竜と天使の中世風ファンタジー
(旧題「カルテット」より改題しました。2022/03/03)
雷鳴の轟くトルレッキオ学院に、天使は降り立った。
千年に渡る四部族の戦いを終わらせるために。
しかし儚い同盟は、すぐにも破られるかに思われた。
停戦の人質として差し出された少年たちは、学院で天使と出会う。
「私の名はシュレー・ライラルだ。もう天使ではない」
果てしない戦いの中で、憎むことしか学ばなかった。
「四部族の和平のために、永遠の友情を誓ってほしい」
少年たちは天使から、小さな同盟を求められる。
「憎しみは捨ててくれ。
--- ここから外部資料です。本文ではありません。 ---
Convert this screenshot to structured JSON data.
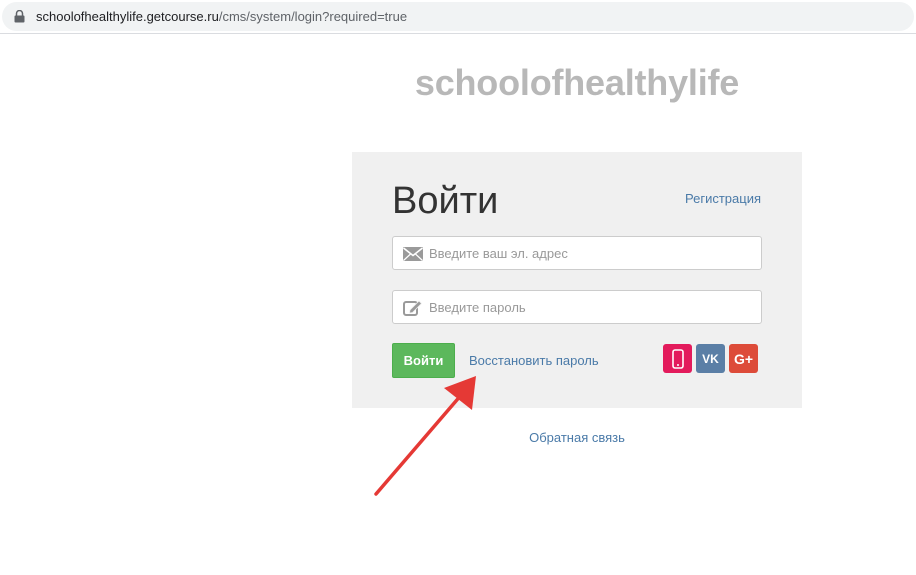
{
  "browser": {
    "url_domain": "schoolofhealthylife.getcourse.ru",
    "url_path": "/cms/system/login?required=true"
  },
  "site": {
    "title": "schoolofhealthylife"
  },
  "login": {
    "heading": "Войти",
    "register_link": "Регистрация",
    "email_placeholder": "Введите ваш эл. адрес",
    "password_placeholder": "Введите пароль",
    "submit_label": "Войти",
    "restore_link": "Восстановить пароль"
  },
  "social": {
    "vk_label": "VK",
    "gplus_label": "G+"
  },
  "footer": {
    "feedback_link": "Обратная связь"
  },
  "colors": {
    "accent_link": "#4a7aa8",
    "submit_green": "#5cb85c",
    "phone_pink": "#e31b5c",
    "vk_blue": "#5b7fa6",
    "gplus_red": "#dd4b39",
    "annotation_arrow": "#e53935"
  },
  "icons": [
    "lock-icon",
    "envelope-icon",
    "pencil-icon",
    "smartphone-icon",
    "vk-icon",
    "google-plus-icon",
    "arrow-annotation"
  ]
}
君のその傷ついた心も全て」
殺し合う運命だったはずの君が、隣で歌を歌ってくれる。
「私はこの世界を終わらせるために来た、予言された滅びの子なんだ」
天使はきっと、世界を壊す。君と手を繋げない、悲しいこの世界を消して。
「秘密だよ。私の秘密を話したんだ。君のも話していけ」
秘密だよ。みんなと出会えて良かった。たとえ死ぬのが今日だったとしても。
僕らはもう、君に祈らない。共に歩いていく。
「友よ、君たちと過ごした僅かの時だけが、私の生涯の光だった」
あの孤独な天使の、心を知ってる。本当の笑顔を見た。
君も僕たちと同じ、泣いたり笑ったりする。
たった十三歳の子供のように。
それが少年たちの守る秘密。天使がいつも隣にいた。
過ぎ去りし少年の日々の、友情の物語。